Brno tipped to gain Pounds 70m campus

六月 30, 2000

Plans for a medical and science park in Brno - the Czech Republic's second city - are likely to win government backing later this year.

Jiri Zlatuska, rector of Masaryk University in the city, visualises a combined medical and science park on the site of a suburban wasteland.

Professor Zlatuska, 44, who was appointed rector two years ago, is keen to seize the opportunity to build a much-needed Pounds 70 million campus and apply political pressure on the Czech government to support an expansion in student numbers.

The 35 hectares of neglected land between Communist-era high-rise flats and a postwar hospital on the city's western outskirts will be transformed into an integrated medical, research and study complex with community access and a Europe-wide brief under the university's vision.

"We have a strategic plan to expand our facilities and student numbers and to develop lifelong learning in a city where the old industries - textiles, chemistry and machine-building - are in trouble," Professor Zlatuska said.

The city is a student town - its six universities and 40,000 students give it the potential to become a key learning and research centre.

The Czech government has increasingly come under fire from academia for its sluggish response to demands to increase university admissions.
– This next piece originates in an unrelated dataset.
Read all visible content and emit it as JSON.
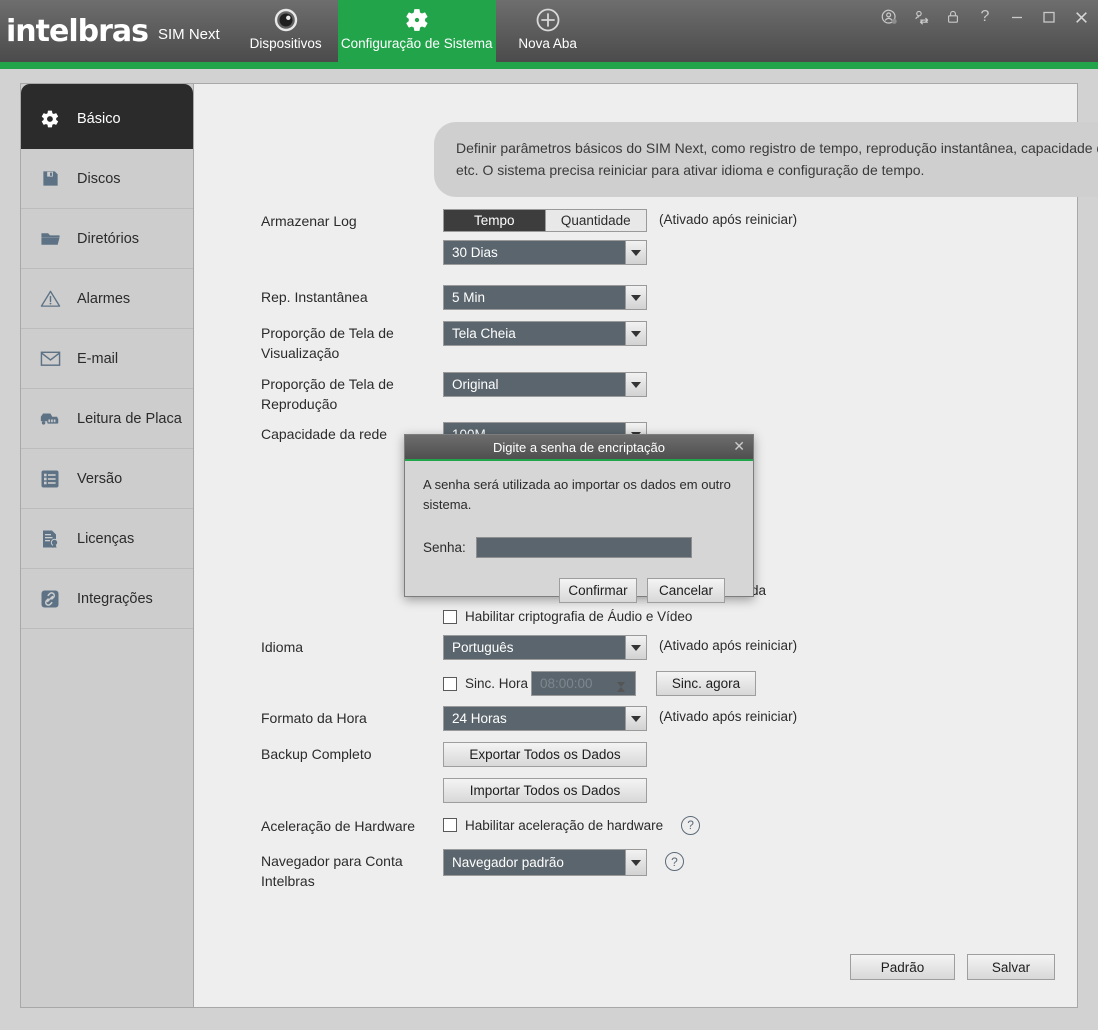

Access to higher education is almost the lowest in Europe - Organisation for Economic Cooperation and Development figures show the republic's enrolments at age 20 are lower than all other European countries, bar Turkey.

Brno city leaders and university heads such as Professor Zlatuska are attempting to drive a vision that will put the city, located between Prague and Vienna, at the heart of an expanded European Union.

Brno's Technical University and the city authorities are working with British construction company Bovis to develop a 120-hectare Czech Technology Park northwest of the city centre.

The park has a more commercial focus than Masaryk's plans, which include teaching, research and practice, particularly in the medical and biochemical fields.

Professor Zlatuska sees the creation of the new campus as the fulfilment of a promise made nearly a century ago. The university, named after the Czech Republic's first president, was established in 1918 in the city centre in dozens of old Hapsburg empire buildings, which remain occupied by faculties to this day.

The university's founding charter explicitly stated that a new campus should be made available on the banks of the Svratka River, but in a burst of enthusiasm for the tenth anniversary of the new republic, the site was given to the Brno Exhibition Centre, now the site of trade fairs.